The Sony Building: More Shops and Food?
Karsten Strauss Jan. 29, 2013, 7:30 a.m.
Changes are in store for the Sony Building, as the Japanese multinational has agreed to a deal trading its iconic New York headquarters at 550 Madison Avenue to the Chetrit Group. But what will become of the building’s retail offerings?
New York retail oracle, Robert K. Futterman, said he sees an enhancement on the way in terms of shopping interest, pushing that section of the midtown neighborhood to seven-day-a-week shopping corridor status. “It’s already a six-day-a-week,” he told The Commercial Observer. “Saturdays are busy.”
Other retailers along Madison Avenue’s Midtown shopping strip could choose to make the leap to the building’s space to escape high rents on the avenue, Mr. Futterman said.
Douglas Elliman Retail Group Chairman, Faith Hope Consolo, whose own office at 575 Madison faces the Sony Building, agrees that the area has become an attraction for shoppers. “Now it it’s very developed and caters to tourists on the weekends and the workforce during the week.”
Retail rents in the neighborhood are about $500 per square foot and very likely to rise dramatically over the next couple of years, she said. “The traffic’s been so enhanced and these two streets – 55th and 56th – are like cross town streets,” she said.
Most of the retail in the building is relatively middle of the road retailers, not luxury offerings. That is a trend that may or may not continue. “I’m not sure I see luxury at this point but who knows in three years,” Ms. Consolo said. The presence of the nearby Peninsula and St. Regis hotels could be an additional boon for traffic.
The building could take a page out of the Time Warner Building’s book, or even that of 666 Fifth Avenue, in making the building’s individual retailers more street accessible. “Right now you can only enter through the lobby of the building,” Ms. Consolo said. “The doorways are only through the walk-through. Although there are display windows wrapping the whole block, there’s no street access so you have to go into the building.”
Another wise addition would be another large restaurant, Ms. Consolo said. “This neighborhood, right here in these four blocks, lacks for good restaurants until you get west of Fifth and East of Park.” A restaurant like Michael’s or one of Danny Meyer’s brasserie-type offerings might be ideal, she said.
“When we discuss these upper echelon cuisines and food groups I think the most frequent answer you’ll get will be a steak house or a high end Japanese restaurant,” said Joshua Siegelman, associate director with Winick Realty Group. “Something that’s going to cater to these high net worth individuals and a dense tourist quarter.”
De rigueur among New York’s dynamic business players are high end, vivacious restaurants with an unstuffy atmosphere and air of ‘hipsternity,’ for lack of a better word. Examples of this new taste could be Lexington Brass, at 517 Lexington Avenue, from EMM Group. “The EMM Group, in particular with this concept, does a good job of putting together a trendy and upscale environment where cool meets good cuisine,” said Mr. Siegelman.

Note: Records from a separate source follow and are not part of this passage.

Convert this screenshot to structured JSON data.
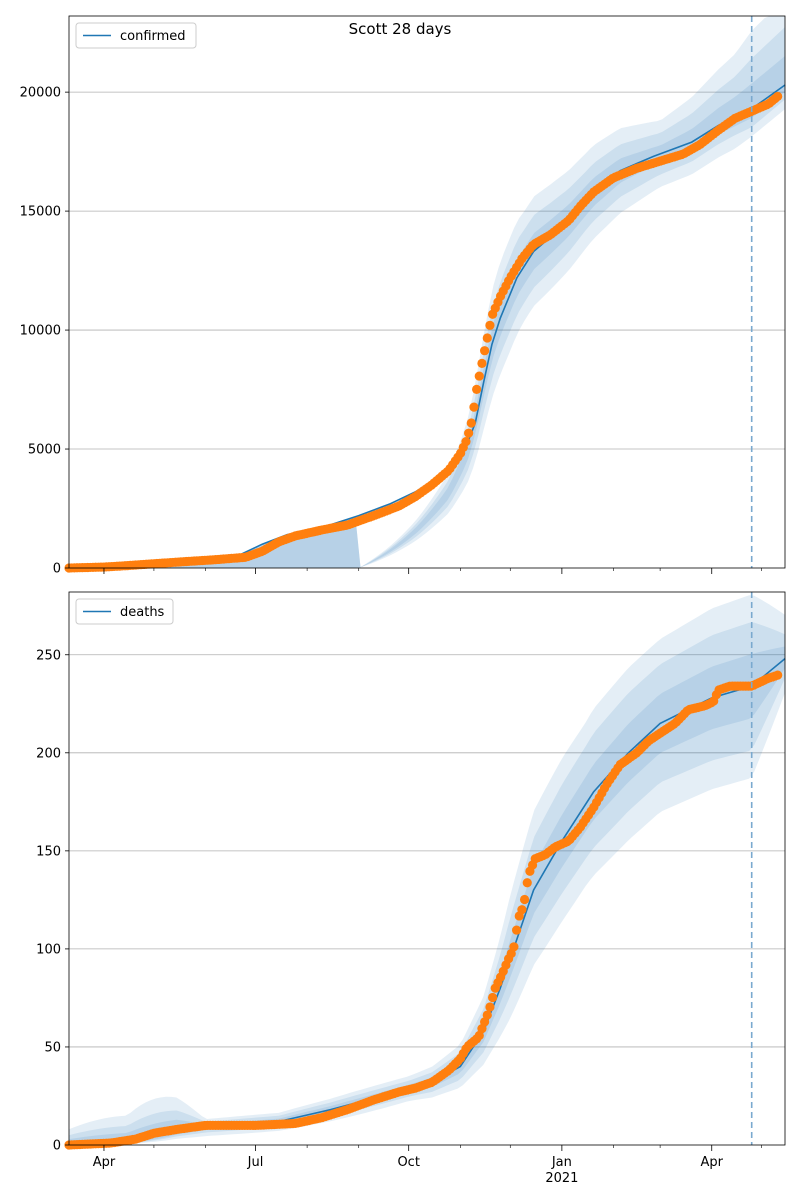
{
  "title": "Scott 28 days",
  "chart_data": [
    {
      "type": "line",
      "legend": "confirmed",
      "legend_position": "top-left",
      "grid": "y",
      "x_start": "2020-03-11",
      "x_end": "2021-05-15",
      "x_tick_labels": [
        "Apr",
        "Jul",
        "Oct",
        "Jan",
        "2021",
        "Apr"
      ],
      "y_ticks": [
        0,
        5000,
        10000,
        15000,
        20000
      ],
      "ylim": [
        0,
        23200
      ],
      "forecast_start": "2021-04-25",
      "model_line": [
        [
          "2020-03-11",
          0
        ],
        [
          "2020-04-01",
          60
        ],
        [
          "2020-05-01",
          200
        ],
        [
          "2020-06-01",
          350
        ],
        [
          "2020-06-20",
          500
        ],
        [
          "2020-07-05",
          1000
        ],
        [
          "2020-07-20",
          1400
        ],
        [
          "2020-08-10",
          1700
        ],
        [
          "2020-09-01",
          2200
        ],
        [
          "2020-09-20",
          2700
        ],
        [
          "2020-10-05",
          3200
        ],
        [
          "2020-10-25",
          4100
        ],
        [
          "2020-11-05",
          5200
        ],
        [
          "2020-11-10",
          6100
        ],
        [
          "2020-11-15",
          7800
        ],
        [
          "2020-11-20",
          9400
        ],
        [
          "2020-11-25",
          10500
        ],
        [
          "2020-12-05",
          12200
        ],
        [
          "2020-12-15",
          13300
        ],
        [
          "2020-12-25",
          13900
        ],
        [
          "2021-01-05",
          14600
        ],
        [
          "2021-01-20",
          15800
        ],
        [
          "2021-02-05",
          16700
        ],
        [
          "2021-02-25",
          17300
        ],
        [
          "2021-03-20",
          17900
        ],
        [
          "2021-04-05",
          18600
        ],
        [
          "2021-04-25",
          19300
        ],
        [
          "2021-05-15",
          20300
        ]
      ],
      "bands": [
        {
          "label": "outer",
          "lower": [
            0,
            0,
            0,
            0.73,
            0.82,
            0.87,
            0.92,
            0.93,
            0.94,
            0.95
          ],
          "upper": [
            0,
            0,
            0,
            1.27,
            1.18,
            1.13,
            1.08,
            1.14,
            1.17,
            1.18
          ]
        },
        {
          "label": "middle",
          "lower": [
            0,
            0,
            0,
            0.83,
            0.88,
            0.92,
            0.95,
            0.96,
            0.96,
            0.97
          ],
          "upper": [
            0,
            0,
            0,
            1.17,
            1.12,
            1.08,
            1.05,
            1.09,
            1.11,
            1.12
          ]
        },
        {
          "label": "inner",
          "lower": [
            0,
            0,
            0,
            0.92,
            0.94,
            0.96,
            0.98,
            0.98,
            0.98,
            0.985
          ],
          "upper": [
            0,
            0,
            0,
            1.08,
            1.06,
            1.04,
            1.02,
            1.045,
            1.055,
            1.06
          ]
        }
      ],
      "band_dates": [
        "2020-03-11",
        "2020-06-01",
        "2020-09-01",
        "2020-11-10",
        "2020-12-10",
        "2021-01-15",
        "2021-03-01",
        "2021-04-15",
        "2021-04-25",
        "2021-05-15"
      ],
      "observed": [
        [
          "2020-03-11",
          0
        ],
        [
          "2020-04-01",
          40
        ],
        [
          "2020-04-15",
          100
        ],
        [
          "2020-05-01",
          180
        ],
        [
          "2020-05-20",
          270
        ],
        [
          "2020-06-05",
          340
        ],
        [
          "2020-06-25",
          450
        ],
        [
          "2020-07-05",
          700
        ],
        [
          "2020-07-15",
          1100
        ],
        [
          "2020-07-25",
          1350
        ],
        [
          "2020-08-10",
          1600
        ],
        [
          "2020-08-25",
          1800
        ],
        [
          "2020-09-10",
          2200
        ],
        [
          "2020-09-25",
          2600
        ],
        [
          "2020-10-05",
          3000
        ],
        [
          "2020-10-15",
          3500
        ],
        [
          "2020-10-25",
          4100
        ],
        [
          "2020-11-01",
          4800
        ],
        [
          "2020-11-05",
          5400
        ],
        [
          "2020-11-08",
          6200
        ],
        [
          "2020-11-11",
          7600
        ],
        [
          "2020-11-14",
          8600
        ],
        [
          "2020-11-17",
          9600
        ],
        [
          "2020-11-20",
          10600
        ],
        [
          "2020-11-25",
          11400
        ],
        [
          "2020-12-01",
          12200
        ],
        [
          "2020-12-08",
          13000
        ],
        [
          "2020-12-15",
          13600
        ],
        [
          "2020-12-25",
          14000
        ],
        [
          "2021-01-05",
          14600
        ],
        [
          "2021-01-12",
          15200
        ],
        [
          "2021-01-20",
          15800
        ],
        [
          "2021-02-01",
          16400
        ],
        [
          "2021-02-15",
          16800
        ],
        [
          "2021-03-01",
          17100
        ],
        [
          "2021-03-15",
          17400
        ],
        [
          "2021-03-25",
          17800
        ],
        [
          "2021-04-05",
          18400
        ],
        [
          "2021-04-15",
          18900
        ],
        [
          "2021-04-25",
          19200
        ],
        [
          "2021-05-05",
          19500
        ],
        [
          "2021-05-12",
          19900
        ]
      ]
    },
    {
      "type": "line",
      "legend": "deaths",
      "legend_position": "top-left",
      "grid": "y",
      "x_start": "2020-03-11",
      "x_end": "2021-05-15",
      "x_tick_labels": [
        "Apr",
        "Jul",
        "Oct",
        "Jan",
        "2021",
        "Apr"
      ],
      "y_ticks": [
        0,
        50,
        100,
        150,
        200,
        250
      ],
      "ylim": [
        0,
        282
      ],
      "forecast_start": "2021-04-25",
      "model_line": [
        [
          "2020-03-11",
          0
        ],
        [
          "2020-04-15",
          2
        ],
        [
          "2020-05-15",
          8
        ],
        [
          "2020-06-15",
          10
        ],
        [
          "2020-07-15",
          12
        ],
        [
          "2020-08-15",
          18
        ],
        [
          "2020-09-15",
          25
        ],
        [
          "2020-10-15",
          32
        ],
        [
          "2020-11-01",
          40
        ],
        [
          "2020-11-15",
          58
        ],
        [
          "2020-11-25",
          80
        ],
        [
          "2020-12-05",
          105
        ],
        [
          "2020-12-15",
          130
        ],
        [
          "2021-01-01",
          155
        ],
        [
          "2021-01-20",
          180
        ],
        [
          "2021-02-10",
          200
        ],
        [
          "2021-03-01",
          215
        ],
        [
          "2021-04-01",
          228
        ],
        [
          "2021-04-25",
          234
        ],
        [
          "2021-05-15",
          248
        ]
      ],
      "bands": [
        {
          "label": "outer",
          "lower": [
            0,
            0.5,
            0.78,
            0.68,
            0.76,
            0.79,
            0.8,
            0.93
          ],
          "upper": [
            8,
            1.45,
            1.22,
            1.34,
            1.24,
            1.2,
            1.2,
            1.09
          ]
        },
        {
          "label": "middle",
          "lower": [
            0,
            0.7,
            0.86,
            0.8,
            0.84,
            0.86,
            0.86,
            0.96
          ],
          "upper": [
            5,
            1.3,
            1.14,
            1.22,
            1.17,
            1.14,
            1.14,
            1.05
          ]
        },
        {
          "label": "inner",
          "lower": [
            0,
            0.85,
            0.93,
            0.9,
            0.92,
            0.93,
            0.93,
            0.98
          ],
          "upper": [
            3,
            1.15,
            1.07,
            1.1,
            1.08,
            1.07,
            1.07,
            1.025
          ]
        }
      ],
      "band_dates": [
        "2020-03-11",
        "2020-06-01",
        "2020-10-01",
        "2020-12-01",
        "2021-01-15",
        "2021-03-01",
        "2021-04-25",
        "2021-05-15"
      ],
      "observed": [
        [
          "2020-03-11",
          0
        ],
        [
          "2020-04-05",
          1
        ],
        [
          "2020-04-20",
          3
        ],
        [
          "2020-05-01",
          6
        ],
        [
          "2020-05-15",
          8
        ],
        [
          "2020-06-01",
          10
        ],
        [
          "2020-07-01",
          10
        ],
        [
          "2020-07-25",
          11
        ],
        [
          "2020-08-10",
          14
        ],
        [
          "2020-08-25",
          18
        ],
        [
          "2020-09-10",
          23
        ],
        [
          "2020-09-25",
          27
        ],
        [
          "2020-10-05",
          29
        ],
        [
          "2020-10-15",
          32
        ],
        [
          "2020-10-25",
          38
        ],
        [
          "2020-11-01",
          44
        ],
        [
          "2020-11-05",
          50
        ],
        [
          "2020-11-12",
          55
        ],
        [
          "2020-11-18",
          68
        ],
        [
          "2020-11-22",
          80
        ],
        [
          "2020-11-26",
          87
        ],
        [
          "2020-11-30",
          95
        ],
        [
          "2020-12-03",
          100
        ],
        [
          "2020-12-06",
          116
        ],
        [
          "2020-12-09",
          122
        ],
        [
          "2020-12-12",
          138
        ],
        [
          "2020-12-16",
          146
        ],
        [
          "2020-12-22",
          148
        ],
        [
          "2020-12-28",
          152
        ],
        [
          "2021-01-05",
          155
        ],
        [
          "2021-01-12",
          162
        ],
        [
          "2021-01-20",
          172
        ],
        [
          "2021-01-28",
          184
        ],
        [
          "2021-02-05",
          194
        ],
        [
          "2021-02-15",
          200
        ],
        [
          "2021-02-22",
          206
        ],
        [
          "2021-03-01",
          210
        ],
        [
          "2021-03-10",
          215
        ],
        [
          "2021-03-18",
          222
        ],
        [
          "2021-03-28",
          224
        ],
        [
          "2021-04-02",
          226
        ],
        [
          "2021-04-05",
          232
        ],
        [
          "2021-04-12",
          234
        ],
        [
          "2021-04-25",
          234
        ],
        [
          "2021-05-05",
          238
        ],
        [
          "2021-05-12",
          240
        ]
      ]
    }
  ]
}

Another example would be STK steakhouse at 1114 Avenue of the Americas, by The ONE Group. “It’s another great example of where these guys have brought in the ‘cool’ factor to an upscale cuisine, versus you prototypical Capital Grille,” he said.
Another boon to the soon-to-be-former Sony building, or its immediate neighborhood, would be an Eataly-type offering, “Somewhere where users could purchase food and sit down and enjoy the cuisine,” Mr. Siegelman said. “I think if you had something like that there it would uplift that little corridor.”

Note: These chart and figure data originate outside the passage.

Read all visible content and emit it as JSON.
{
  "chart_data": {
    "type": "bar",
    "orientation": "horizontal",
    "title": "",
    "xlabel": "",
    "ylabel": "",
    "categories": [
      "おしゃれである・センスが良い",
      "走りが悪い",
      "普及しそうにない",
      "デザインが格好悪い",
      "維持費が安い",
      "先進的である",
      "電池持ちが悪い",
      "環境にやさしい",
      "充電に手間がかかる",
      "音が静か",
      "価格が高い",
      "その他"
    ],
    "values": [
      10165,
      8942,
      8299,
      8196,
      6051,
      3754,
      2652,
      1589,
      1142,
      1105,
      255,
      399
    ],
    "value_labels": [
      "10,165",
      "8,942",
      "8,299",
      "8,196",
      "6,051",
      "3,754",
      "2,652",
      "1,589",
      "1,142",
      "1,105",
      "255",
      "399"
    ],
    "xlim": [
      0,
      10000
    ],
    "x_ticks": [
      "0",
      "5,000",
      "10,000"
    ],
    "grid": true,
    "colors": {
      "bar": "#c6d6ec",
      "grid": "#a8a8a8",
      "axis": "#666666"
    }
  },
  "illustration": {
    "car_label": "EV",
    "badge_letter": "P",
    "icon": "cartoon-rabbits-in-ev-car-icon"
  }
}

The retail space that stands today at 550 Madison is a far cry from its days as the AT&T Building, Ms. Consolo said. “There was really nothing,” she explained. “All of these buildings have the same issue: they have this interior atrium which is open to the public. What happens is it becomes a hang-out. They really had no success in getting any real retail.”
Sony’s revamp of the ground floor allowed for storefront space. “The corridor is so dramatically different than it was even five years ago and it’s developed.”